Myślałem, że pantofelek to pan, który jest Felkiem: (ten) pan to Felek.
Nie pasowało mi jednak jak to było używane w zdaniu i szybko się połapałem, że coś tu nie gra.
Kiedy byłam mała, byłam przekonana, że moja kuzynka Sylwia ma na imie Szyja. Kiedy próbowali mi wytłumaczyć, że szyja to część ciała, wyśmiewałam ich, że mam cały czas kuzynkę na karku.
autor: Agulina | 30 maja 2011Jak byłam mała, to myślałam, że sąsiad mojej babci Czesław musi być Czechem.
autor: if | 21 lutego 2011Dziadek często czytał mi reportaże (może nie było książek dla dzieci?). W tekście nie wymieniano całego nazwiska, tylko imię i inicjał. Wydawało mi się, że naprawdę istnieją ludzie o nazwiskach Ka, En czy Be.

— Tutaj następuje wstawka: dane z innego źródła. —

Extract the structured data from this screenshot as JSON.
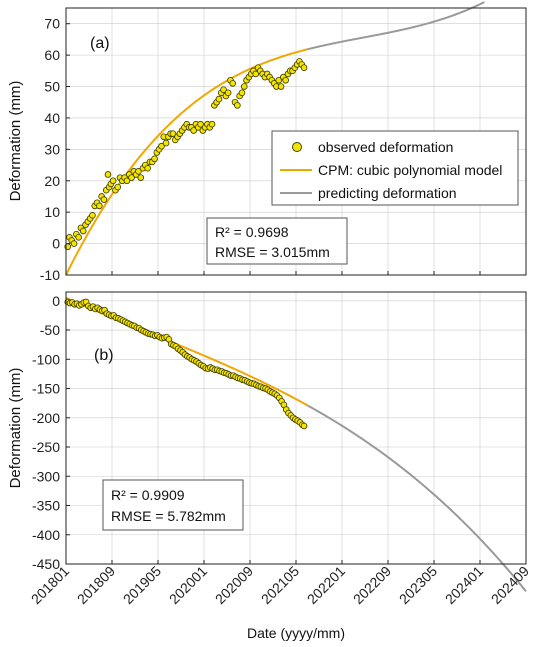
{
  "x_axis": {
    "label": "Date (yyyy/mm)",
    "ticks": [
      "201801",
      "201809",
      "201905",
      "202001",
      "202009",
      "202105",
      "202201",
      "202209",
      "202305",
      "202401",
      "202409"
    ]
  },
  "chart_data": [
    {
      "type": "scatter",
      "panel_label": "(a)",
      "ylabel": "Deformation  (mm)",
      "ylim": [
        -10,
        75
      ],
      "yticks": [
        -10,
        0,
        10,
        20,
        30,
        40,
        50,
        60,
        70
      ],
      "xlim": [
        0,
        80
      ],
      "x_unit": "months since 2018/01",
      "grid": true,
      "legend_position": "right",
      "legend": [
        "observed deformation",
        "CPM: cubic polynomial model",
        "predicting deformation"
      ],
      "stats": [
        "R² = 0.9698",
        "RMSE = 3.015mm"
      ],
      "fit": {
        "a": -10,
        "b": 3.7,
        "c": -0.065,
        "d": 0.00042
      },
      "series": [
        {
          "name": "observed deformation",
          "points": [
            [
              0.3,
              -1
            ],
            [
              0.6,
              2
            ],
            [
              1.0,
              1
            ],
            [
              1.4,
              0
            ],
            [
              1.8,
              3
            ],
            [
              2.2,
              2
            ],
            [
              2.6,
              5
            ],
            [
              3.0,
              4
            ],
            [
              3.4,
              6
            ],
            [
              3.8,
              7
            ],
            [
              4.2,
              8
            ],
            [
              4.6,
              9
            ],
            [
              5.0,
              12
            ],
            [
              5.4,
              13
            ],
            [
              5.8,
              12
            ],
            [
              6.2,
              15
            ],
            [
              6.6,
              14
            ],
            [
              7.0,
              17
            ],
            [
              7.3,
              22
            ],
            [
              7.5,
              18
            ],
            [
              7.8,
              19
            ],
            [
              8.2,
              20
            ],
            [
              8.6,
              17
            ],
            [
              9.0,
              18
            ],
            [
              9.4,
              21
            ],
            [
              9.8,
              20
            ],
            [
              10.2,
              21
            ],
            [
              10.6,
              20
            ],
            [
              11.0,
              22
            ],
            [
              11.4,
              21
            ],
            [
              11.8,
              23
            ],
            [
              12.2,
              22
            ],
            [
              12.6,
              23
            ],
            [
              13.0,
              21
            ],
            [
              13.4,
              24
            ],
            [
              13.8,
              25
            ],
            [
              14.2,
              24
            ],
            [
              14.6,
              26
            ],
            [
              15.0,
              26
            ],
            [
              15.4,
              27
            ],
            [
              15.8,
              29
            ],
            [
              16.2,
              30
            ],
            [
              16.6,
              31
            ],
            [
              17.0,
              34
            ],
            [
              17.4,
              32
            ],
            [
              17.8,
              34
            ],
            [
              18.2,
              35
            ],
            [
              18.6,
              35
            ],
            [
              19.0,
              33
            ],
            [
              19.4,
              34
            ],
            [
              19.8,
              35
            ],
            [
              20.2,
              36
            ],
            [
              20.6,
              37
            ],
            [
              21.0,
              38
            ],
            [
              21.4,
              37
            ],
            [
              21.8,
              37
            ],
            [
              22.2,
              36
            ],
            [
              22.6,
              38
            ],
            [
              23.0,
              37
            ],
            [
              23.4,
              38
            ],
            [
              23.8,
              36
            ],
            [
              24.2,
              37
            ],
            [
              24.6,
              38
            ],
            [
              25.0,
              37
            ],
            [
              25.4,
              38
            ],
            [
              25.8,
              44
            ],
            [
              26.2,
              45
            ],
            [
              26.6,
              46
            ],
            [
              27.0,
              48
            ],
            [
              27.4,
              49
            ],
            [
              27.8,
              47
            ],
            [
              28.2,
              48
            ],
            [
              28.6,
              52
            ],
            [
              29.0,
              51
            ],
            [
              29.4,
              45
            ],
            [
              29.8,
              44
            ],
            [
              30.2,
              47
            ],
            [
              30.6,
              48
            ],
            [
              31.0,
              50
            ],
            [
              31.4,
              52
            ],
            [
              31.8,
              53
            ],
            [
              32.2,
              54
            ],
            [
              32.6,
              55
            ],
            [
              33.0,
              54
            ],
            [
              33.4,
              56
            ],
            [
              33.8,
              55
            ],
            [
              34.2,
              54
            ],
            [
              34.6,
              53
            ],
            [
              35.0,
              54
            ],
            [
              35.4,
              53
            ],
            [
              35.8,
              52
            ],
            [
              36.2,
              51
            ],
            [
              36.6,
              50
            ],
            [
              37.0,
              52
            ],
            [
              37.4,
              50
            ],
            [
              37.8,
              53
            ],
            [
              38.2,
              52
            ],
            [
              38.6,
              54
            ],
            [
              39.0,
              55
            ],
            [
              39.4,
              55
            ],
            [
              39.8,
              56
            ],
            [
              40.2,
              57
            ],
            [
              40.6,
              58
            ],
            [
              41.0,
              57
            ],
            [
              41.4,
              56
            ]
          ]
        },
        {
          "name": "CPM: cubic polynomial model",
          "x_range": [
            0,
            42
          ]
        },
        {
          "name": "predicting deformation",
          "x_range": [
            42,
            80
          ]
        }
      ]
    },
    {
      "type": "scatter",
      "panel_label": "(b)",
      "ylabel": "Deformation  (mm)",
      "ylim": [
        -450,
        15
      ],
      "yticks": [
        -450,
        -400,
        -350,
        -300,
        -250,
        -200,
        -150,
        -100,
        -50,
        0
      ],
      "xlim": [
        0,
        80
      ],
      "x_unit": "months since 2018/01",
      "grid": true,
      "stats": [
        "R² = 0.9909",
        "RMSE = 5.782mm"
      ],
      "fit": {
        "a": 5,
        "b": -4.4,
        "c": 0.027,
        "d": -0.00063
      },
      "series": [
        {
          "name": "observed deformation",
          "points": [
            [
              0.3,
              -2
            ],
            [
              0.7,
              -4
            ],
            [
              1.1,
              -3
            ],
            [
              1.5,
              -6
            ],
            [
              1.9,
              -5
            ],
            [
              2.3,
              -8
            ],
            [
              2.7,
              -6
            ],
            [
              3.1,
              -3
            ],
            [
              3.5,
              -2
            ],
            [
              3.9,
              -9
            ],
            [
              4.3,
              -12
            ],
            [
              4.7,
              -10
            ],
            [
              5.1,
              -14
            ],
            [
              5.5,
              -12
            ],
            [
              5.9,
              -15
            ],
            [
              6.3,
              -17
            ],
            [
              6.7,
              -16
            ],
            [
              7.1,
              -22
            ],
            [
              7.5,
              -24
            ],
            [
              7.9,
              -26
            ],
            [
              8.3,
              -25
            ],
            [
              8.7,
              -29
            ],
            [
              9.1,
              -30
            ],
            [
              9.5,
              -32
            ],
            [
              9.9,
              -34
            ],
            [
              10.3,
              -36
            ],
            [
              10.7,
              -38
            ],
            [
              11.1,
              -40
            ],
            [
              11.5,
              -42
            ],
            [
              11.9,
              -43
            ],
            [
              12.3,
              -46
            ],
            [
              12.7,
              -47
            ],
            [
              13.1,
              -50
            ],
            [
              13.5,
              -52
            ],
            [
              13.9,
              -54
            ],
            [
              14.3,
              -56
            ],
            [
              14.7,
              -57
            ],
            [
              15.1,
              -58
            ],
            [
              15.5,
              -60
            ],
            [
              15.9,
              -59
            ],
            [
              16.3,
              -62
            ],
            [
              16.7,
              -64
            ],
            [
              17.1,
              -63
            ],
            [
              17.5,
              -62
            ],
            [
              17.9,
              -66
            ],
            [
              18.3,
              -74
            ],
            [
              18.7,
              -76
            ],
            [
              19.1,
              -78
            ],
            [
              19.5,
              -82
            ],
            [
              19.9,
              -85
            ],
            [
              20.3,
              -88
            ],
            [
              20.7,
              -92
            ],
            [
              21.1,
              -95
            ],
            [
              21.5,
              -97
            ],
            [
              21.9,
              -100
            ],
            [
              22.3,
              -102
            ],
            [
              22.7,
              -104
            ],
            [
              23.1,
              -107
            ],
            [
              23.5,
              -110
            ],
            [
              23.9,
              -112
            ],
            [
              24.3,
              -115
            ],
            [
              24.7,
              -116
            ],
            [
              25.1,
              -114
            ],
            [
              25.5,
              -116
            ],
            [
              25.9,
              -118
            ],
            [
              26.3,
              -118
            ],
            [
              26.7,
              -120
            ],
            [
              27.1,
              -121
            ],
            [
              27.5,
              -123
            ],
            [
              27.9,
              -124
            ],
            [
              28.3,
              -126
            ],
            [
              28.7,
              -128
            ],
            [
              29.1,
              -128
            ],
            [
              29.5,
              -130
            ],
            [
              29.9,
              -132
            ],
            [
              30.3,
              -133
            ],
            [
              30.7,
              -135
            ],
            [
              31.1,
              -136
            ],
            [
              31.5,
              -138
            ],
            [
              31.9,
              -140
            ],
            [
              32.3,
              -141
            ],
            [
              32.7,
              -142
            ],
            [
              33.1,
              -144
            ],
            [
              33.5,
              -146
            ],
            [
              33.9,
              -147
            ],
            [
              34.3,
              -149
            ],
            [
              34.7,
              -150
            ],
            [
              35.1,
              -152
            ],
            [
              35.5,
              -155
            ],
            [
              35.9,
              -157
            ],
            [
              36.3,
              -159
            ],
            [
              36.7,
              -162
            ],
            [
              37.1,
              -166
            ],
            [
              37.5,
              -172
            ],
            [
              37.9,
              -178
            ],
            [
              38.3,
              -186
            ],
            [
              38.7,
              -192
            ],
            [
              39.1,
              -196
            ],
            [
              39.5,
              -200
            ],
            [
              39.9,
              -203
            ],
            [
              40.3,
              -205
            ],
            [
              40.7,
              -208
            ],
            [
              41.1,
              -212
            ],
            [
              41.4,
              -214
            ]
          ]
        },
        {
          "name": "CPM: cubic polynomial model",
          "x_range": [
            0,
            42
          ]
        },
        {
          "name": "predicting deformation",
          "x_range": [
            42,
            80
          ]
        }
      ]
    }
  ],
  "colors": {
    "marker_fill": "#f5e400",
    "marker_edge": "#3a3a00",
    "fit_line": "#f0a800",
    "predict_line": "#9a9a9a",
    "grid": "#cccccc"
  }
}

autor: Lustro1 | 4 października 2010Myślałam, że Elżbieta to Elgrzbieta (od grzbietu) i że to musi być jakaś brzydka, garbata baba.
autor: M | 14 maja 2010Myślałam, że imiona brzmiące po polsku, takie jak Natalia, Maria albo Adam mogą nosić tylko Polacy.
Długo nie mogłam dojść do siebie, gdy brat uświadomił mi, że Natalia Oreiro nie jest Polką.
A ja, jak byłem mały, to rozumowałem tak:
Małgosia -> Małgorzata
więc
Gosia -> Gorzata
I byłem święcie przekonany, że Gosia to zdrobnienie od osobnego imienia Gorzata...
Jak byłem mały, to byłem święcie przekonany, że tylko ja na całym świecie mam na imię Michał i nie wyobrażałem sobie sytuacji, że ktoś ma na imię tak jak ja. Jakaż głęboka była moja rozpacz, gdy poszedłem do przedszkola i spotkałem innego Michała. Byłem na niego święcie oburzony - jak tak można! Toż to pogwałcenie praw autorskich! Michał jest jeden i wszyscy mają obowiązek go znać...
autor: Fidelio | 27 grudnia 2009Jak chodziłam do przedszkola, to myślałam, że Marzanna, to jest Marzena i że będziemy topić dziewczynkę z naszej grupy, która ma tak na imię.